Ramius looked through his periscope. The only ship in view was the USS Pigeon, though his ESM antenna reported surface radar activity to the north, a pair of frigates standing guard over the horizon. So, this was the plan. He watched the blinker light, translating the message in his mind.

Norfolk Naval Medical Center

“Thanks for coming down, Doc.” The intelligence officer had taken over the office of assistant hospital administrator. “I understand our patient woke up.”

“About an hour ago,” Tait confirmed. “He was conscious for about twenty minutes. He’s asleep now.”

“Does that mean he’ll make it?”

“It’s a positive sign. He was reasonably coherent, so there’s no evident brain damage. I was a little worried about that. I’d have to say the odds are in his favor now, but these hypothermia cases have a way of souring on you in a hurry. He’s a sick kid, that hasn’t changed.” Tait paused. “I have a question for you, Commander: Why aren’t the Russians happy?”

“What makes you think that?”

“Kind of hard to miss. Besides, Jamie found a doctor on staff who understands Russian, and we have him attending the case.”

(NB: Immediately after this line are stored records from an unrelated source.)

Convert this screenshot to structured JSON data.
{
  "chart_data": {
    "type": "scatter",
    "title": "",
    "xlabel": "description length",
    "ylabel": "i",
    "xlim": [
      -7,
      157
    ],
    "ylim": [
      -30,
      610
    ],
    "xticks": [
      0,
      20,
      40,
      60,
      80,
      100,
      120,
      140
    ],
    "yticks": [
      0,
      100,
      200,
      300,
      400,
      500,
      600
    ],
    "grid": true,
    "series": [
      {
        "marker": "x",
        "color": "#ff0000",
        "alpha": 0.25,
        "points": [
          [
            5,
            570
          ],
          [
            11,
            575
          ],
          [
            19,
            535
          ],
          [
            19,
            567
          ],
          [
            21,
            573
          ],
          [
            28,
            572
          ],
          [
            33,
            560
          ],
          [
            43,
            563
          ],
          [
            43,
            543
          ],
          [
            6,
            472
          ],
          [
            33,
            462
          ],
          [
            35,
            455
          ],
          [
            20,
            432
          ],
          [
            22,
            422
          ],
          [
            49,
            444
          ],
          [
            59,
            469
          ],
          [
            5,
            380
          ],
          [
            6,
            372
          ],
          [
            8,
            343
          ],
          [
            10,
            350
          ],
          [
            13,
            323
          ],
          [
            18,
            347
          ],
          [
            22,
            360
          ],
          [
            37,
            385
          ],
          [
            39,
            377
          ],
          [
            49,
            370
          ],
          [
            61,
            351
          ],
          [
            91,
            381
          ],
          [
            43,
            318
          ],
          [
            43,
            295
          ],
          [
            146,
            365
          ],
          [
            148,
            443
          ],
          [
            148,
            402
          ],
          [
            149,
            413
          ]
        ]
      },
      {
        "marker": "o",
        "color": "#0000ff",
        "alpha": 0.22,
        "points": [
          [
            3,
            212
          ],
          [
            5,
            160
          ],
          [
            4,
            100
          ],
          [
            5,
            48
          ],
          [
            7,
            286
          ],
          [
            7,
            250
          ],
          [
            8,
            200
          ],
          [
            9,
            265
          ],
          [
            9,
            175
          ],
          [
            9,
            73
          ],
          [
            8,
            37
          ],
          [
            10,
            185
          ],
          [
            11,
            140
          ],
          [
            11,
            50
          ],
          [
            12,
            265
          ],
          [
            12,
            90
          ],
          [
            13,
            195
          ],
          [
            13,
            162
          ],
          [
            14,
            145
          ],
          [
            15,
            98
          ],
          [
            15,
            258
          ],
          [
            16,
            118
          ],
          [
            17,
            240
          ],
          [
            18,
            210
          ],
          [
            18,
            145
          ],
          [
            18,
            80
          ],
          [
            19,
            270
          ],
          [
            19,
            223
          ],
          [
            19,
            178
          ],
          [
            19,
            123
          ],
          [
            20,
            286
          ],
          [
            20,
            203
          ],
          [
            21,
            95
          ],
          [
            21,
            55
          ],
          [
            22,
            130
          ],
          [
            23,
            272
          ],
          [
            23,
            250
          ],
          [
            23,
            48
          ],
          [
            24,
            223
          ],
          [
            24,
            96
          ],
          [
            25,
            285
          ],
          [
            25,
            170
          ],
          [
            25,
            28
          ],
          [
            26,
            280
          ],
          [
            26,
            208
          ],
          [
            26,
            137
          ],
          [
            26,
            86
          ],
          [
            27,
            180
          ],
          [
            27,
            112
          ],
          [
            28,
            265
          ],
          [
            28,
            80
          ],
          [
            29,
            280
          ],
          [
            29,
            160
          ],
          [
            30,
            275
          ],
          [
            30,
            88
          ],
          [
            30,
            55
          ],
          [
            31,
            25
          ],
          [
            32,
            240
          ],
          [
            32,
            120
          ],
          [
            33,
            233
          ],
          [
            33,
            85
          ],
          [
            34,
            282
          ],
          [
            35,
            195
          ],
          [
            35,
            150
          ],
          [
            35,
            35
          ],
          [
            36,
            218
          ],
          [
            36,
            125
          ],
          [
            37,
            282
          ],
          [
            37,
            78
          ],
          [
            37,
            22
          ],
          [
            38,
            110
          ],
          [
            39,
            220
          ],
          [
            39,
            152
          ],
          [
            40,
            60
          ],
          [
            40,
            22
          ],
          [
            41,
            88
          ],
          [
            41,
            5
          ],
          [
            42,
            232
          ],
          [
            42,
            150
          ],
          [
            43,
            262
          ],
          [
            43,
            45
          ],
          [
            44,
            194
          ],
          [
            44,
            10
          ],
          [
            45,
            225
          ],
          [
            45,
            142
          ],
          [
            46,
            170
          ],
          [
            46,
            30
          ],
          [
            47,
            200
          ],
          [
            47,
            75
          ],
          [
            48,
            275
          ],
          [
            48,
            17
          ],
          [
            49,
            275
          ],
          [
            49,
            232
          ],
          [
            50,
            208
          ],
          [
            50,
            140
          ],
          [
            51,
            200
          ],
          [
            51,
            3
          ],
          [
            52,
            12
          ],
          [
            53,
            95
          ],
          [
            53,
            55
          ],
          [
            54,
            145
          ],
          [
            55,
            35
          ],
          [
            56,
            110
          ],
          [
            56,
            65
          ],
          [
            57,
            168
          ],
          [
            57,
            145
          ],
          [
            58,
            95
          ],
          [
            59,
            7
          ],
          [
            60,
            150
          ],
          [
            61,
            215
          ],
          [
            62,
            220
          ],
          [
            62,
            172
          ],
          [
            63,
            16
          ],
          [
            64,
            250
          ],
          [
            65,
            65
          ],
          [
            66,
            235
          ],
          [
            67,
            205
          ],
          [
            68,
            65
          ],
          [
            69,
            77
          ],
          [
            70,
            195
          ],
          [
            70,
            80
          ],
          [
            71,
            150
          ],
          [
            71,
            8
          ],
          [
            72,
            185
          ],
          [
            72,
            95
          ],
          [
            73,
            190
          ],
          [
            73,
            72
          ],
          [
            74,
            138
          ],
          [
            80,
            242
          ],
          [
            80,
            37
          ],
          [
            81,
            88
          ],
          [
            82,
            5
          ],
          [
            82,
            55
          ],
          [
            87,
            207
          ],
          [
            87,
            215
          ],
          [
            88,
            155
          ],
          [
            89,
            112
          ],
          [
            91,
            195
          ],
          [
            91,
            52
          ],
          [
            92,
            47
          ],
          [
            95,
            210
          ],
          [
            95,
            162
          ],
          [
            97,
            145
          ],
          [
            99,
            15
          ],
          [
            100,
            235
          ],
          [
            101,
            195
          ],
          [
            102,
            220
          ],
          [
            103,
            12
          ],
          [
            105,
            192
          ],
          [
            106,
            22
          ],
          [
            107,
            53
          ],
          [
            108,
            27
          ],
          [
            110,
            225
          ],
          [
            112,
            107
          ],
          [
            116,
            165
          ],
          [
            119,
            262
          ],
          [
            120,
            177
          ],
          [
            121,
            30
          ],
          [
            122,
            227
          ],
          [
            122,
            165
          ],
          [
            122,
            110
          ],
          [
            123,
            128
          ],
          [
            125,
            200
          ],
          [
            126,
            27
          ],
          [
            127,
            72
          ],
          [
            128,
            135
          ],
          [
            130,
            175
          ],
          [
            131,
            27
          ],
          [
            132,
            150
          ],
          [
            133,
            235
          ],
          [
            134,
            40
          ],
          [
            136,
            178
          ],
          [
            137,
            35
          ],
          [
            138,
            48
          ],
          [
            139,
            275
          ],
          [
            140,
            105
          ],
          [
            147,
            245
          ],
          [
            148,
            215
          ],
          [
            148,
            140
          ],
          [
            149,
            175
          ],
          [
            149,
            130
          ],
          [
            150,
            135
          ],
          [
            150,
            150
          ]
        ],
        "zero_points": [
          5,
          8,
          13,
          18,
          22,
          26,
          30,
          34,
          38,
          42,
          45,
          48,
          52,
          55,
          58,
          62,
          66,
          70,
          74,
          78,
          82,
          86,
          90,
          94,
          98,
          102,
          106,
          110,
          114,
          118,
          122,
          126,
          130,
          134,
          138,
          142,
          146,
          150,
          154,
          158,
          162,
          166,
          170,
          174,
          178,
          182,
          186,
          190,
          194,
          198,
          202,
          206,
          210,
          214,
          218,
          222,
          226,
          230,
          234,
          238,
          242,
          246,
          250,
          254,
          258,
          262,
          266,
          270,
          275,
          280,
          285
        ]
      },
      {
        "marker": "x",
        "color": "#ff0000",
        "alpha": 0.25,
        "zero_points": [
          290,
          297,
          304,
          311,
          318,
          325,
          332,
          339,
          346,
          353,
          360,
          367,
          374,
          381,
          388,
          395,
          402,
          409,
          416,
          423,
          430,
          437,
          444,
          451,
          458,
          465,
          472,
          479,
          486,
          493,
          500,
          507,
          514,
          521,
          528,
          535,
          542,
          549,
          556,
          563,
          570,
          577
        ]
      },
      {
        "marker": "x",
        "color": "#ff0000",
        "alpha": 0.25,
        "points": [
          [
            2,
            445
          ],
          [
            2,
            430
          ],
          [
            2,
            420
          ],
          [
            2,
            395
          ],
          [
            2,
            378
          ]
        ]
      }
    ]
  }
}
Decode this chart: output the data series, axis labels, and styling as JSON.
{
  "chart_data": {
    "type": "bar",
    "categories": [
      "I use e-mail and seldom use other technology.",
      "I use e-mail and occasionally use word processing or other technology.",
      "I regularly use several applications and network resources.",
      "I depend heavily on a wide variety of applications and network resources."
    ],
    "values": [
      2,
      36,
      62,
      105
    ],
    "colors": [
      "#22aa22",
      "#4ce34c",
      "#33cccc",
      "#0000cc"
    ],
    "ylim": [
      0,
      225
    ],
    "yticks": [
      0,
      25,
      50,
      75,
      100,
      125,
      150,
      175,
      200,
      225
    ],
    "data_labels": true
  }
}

“Why didn’t you let me know about that?”

“The Russians don’t know either. That was a medical judgment, Commander. Having a physician around who speaks the patient’s language is simply good medical practice.” Tait smiled, pleased with himself for having thought up his own intelligence ploy while at the same time adhering to proper medical ethics and naval regulations. He took a file card from his pocket. “Anyway, the patient’s name is Andre Katyskin. He’s a cook, like we thought, from Leningrad. The name of his ship was the Politovskiy.”